Le prime squadre giungono in città provenendo anzitutto da Trento, sotto il comando di Emer, Guadagnini e Larcher. Poi si aggiungono gli squadristi di Mezzocorona, Rovereto e Riva del Garda ed infine quelli di Mantova, Verona, Vicenza, Brescia e Cremona, fino a comporre una massa di uomini pari ad oltre tremila unità. Nella notte fra il 30 settembre ed il 1° ottobre, i fascisti guidati da Giunta occupano la “Elisabethschule”, mentre i militari posti a difesa della struttura capitolano subito e si ritirano in caserma. La giornata seguente scorre nella frenesia di opposte tensioni, destinate ad esplodere quando i fascisti occupano il municipio cittadino ed ottengono una sorta di resa incondizionata delle istituzioni e, con esse, anche del mondo tedesco.

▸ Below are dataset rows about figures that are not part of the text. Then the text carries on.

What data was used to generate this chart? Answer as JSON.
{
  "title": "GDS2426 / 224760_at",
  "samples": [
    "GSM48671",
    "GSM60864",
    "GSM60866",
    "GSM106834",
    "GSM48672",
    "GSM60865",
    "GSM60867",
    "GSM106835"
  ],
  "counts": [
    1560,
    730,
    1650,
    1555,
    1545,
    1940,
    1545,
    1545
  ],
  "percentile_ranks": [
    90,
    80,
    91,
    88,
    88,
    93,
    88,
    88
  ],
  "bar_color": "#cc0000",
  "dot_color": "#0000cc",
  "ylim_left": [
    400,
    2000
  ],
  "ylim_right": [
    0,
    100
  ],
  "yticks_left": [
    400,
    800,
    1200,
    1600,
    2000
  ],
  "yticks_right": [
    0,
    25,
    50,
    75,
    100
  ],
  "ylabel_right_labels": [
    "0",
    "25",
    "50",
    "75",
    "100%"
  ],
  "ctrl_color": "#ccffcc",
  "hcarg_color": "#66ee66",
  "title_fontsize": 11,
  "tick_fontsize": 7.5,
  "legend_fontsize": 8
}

Concluso il braccio di ferro a Bolzano, gli squadristi marciano su Trento, dove giungono il 3 ottobre, sotto gli auspici della “Legione Trentina”. Più di duemila uomini inquadrati militarmente impressionano le autorità locali al punto da spingere quest’ultime all’atto estremo di trasferimento dei poteri civili ai comandi militari. Nel pomeriggio del 4 ottobre, una delegazione fascista composta da Farinacci, De Stefani, Buttafuochi e Starace incontra, nell’attuale sede della Provincia autonoma di Trento in piazza Dante e che in quei giorni ospita il Commissario civile, l’on. Luigi Credaro, chiedendo allo stesso le dimissioni immediate. Fuori, sulla piazza, le camice nere sono state raggiunte dai camerati rimasti prima a Bolzano e la folla armata è ormai di notevoli proporzioni. Il comandante militare, gen. Ghersi e gli ufficiali del Regio esercito dichiarano subito l’impossibilità di una difesa militare del palazzo e consigliano anch’essi a Credaro di accettare il “diktat” fascista. Nella concitazione di quelle ore convulse, Farinacci ordina agli squadristi di schierarsi davanti al palazzo, circondandolo. La tensione è al massimo. Tutti sono consapevoli che qualunque gesto, anche involontario, può innescare un bagno di sangue. Credaro comprende così che ormai tutto è perduto ed accetta di lasciare Trento. Sale nella tarda serata sul treno per Roma, mentre i fascisti occupano il palazzo suggellando con quest’atto simbolico la conclusione di qualsiasi minima forma di autonomia trentina e la riconsegna di ogni potere allo Stato centrale.
Il 5 ottobre le coraggiose proteste del sen. Enrico Conci e dell’on. Alcide Degasperi nelle rispettive sedi parlamentari non servono a niente.
Ormai la prova di forza ha dato il suo esito ed il fascismo acquista spazio e baldanza ulteriori. Il 10 ottobre, il Consiglio dei Ministri, convalidando implicitamente l’azione fascista su Bolzano e Trento, sopprime il Commissariato civile e sostituisce i poteri di quest’ultimo con quelli del prefetto, cancellando al contempo anche l’“Ufficio centrale per le Terre Redente”.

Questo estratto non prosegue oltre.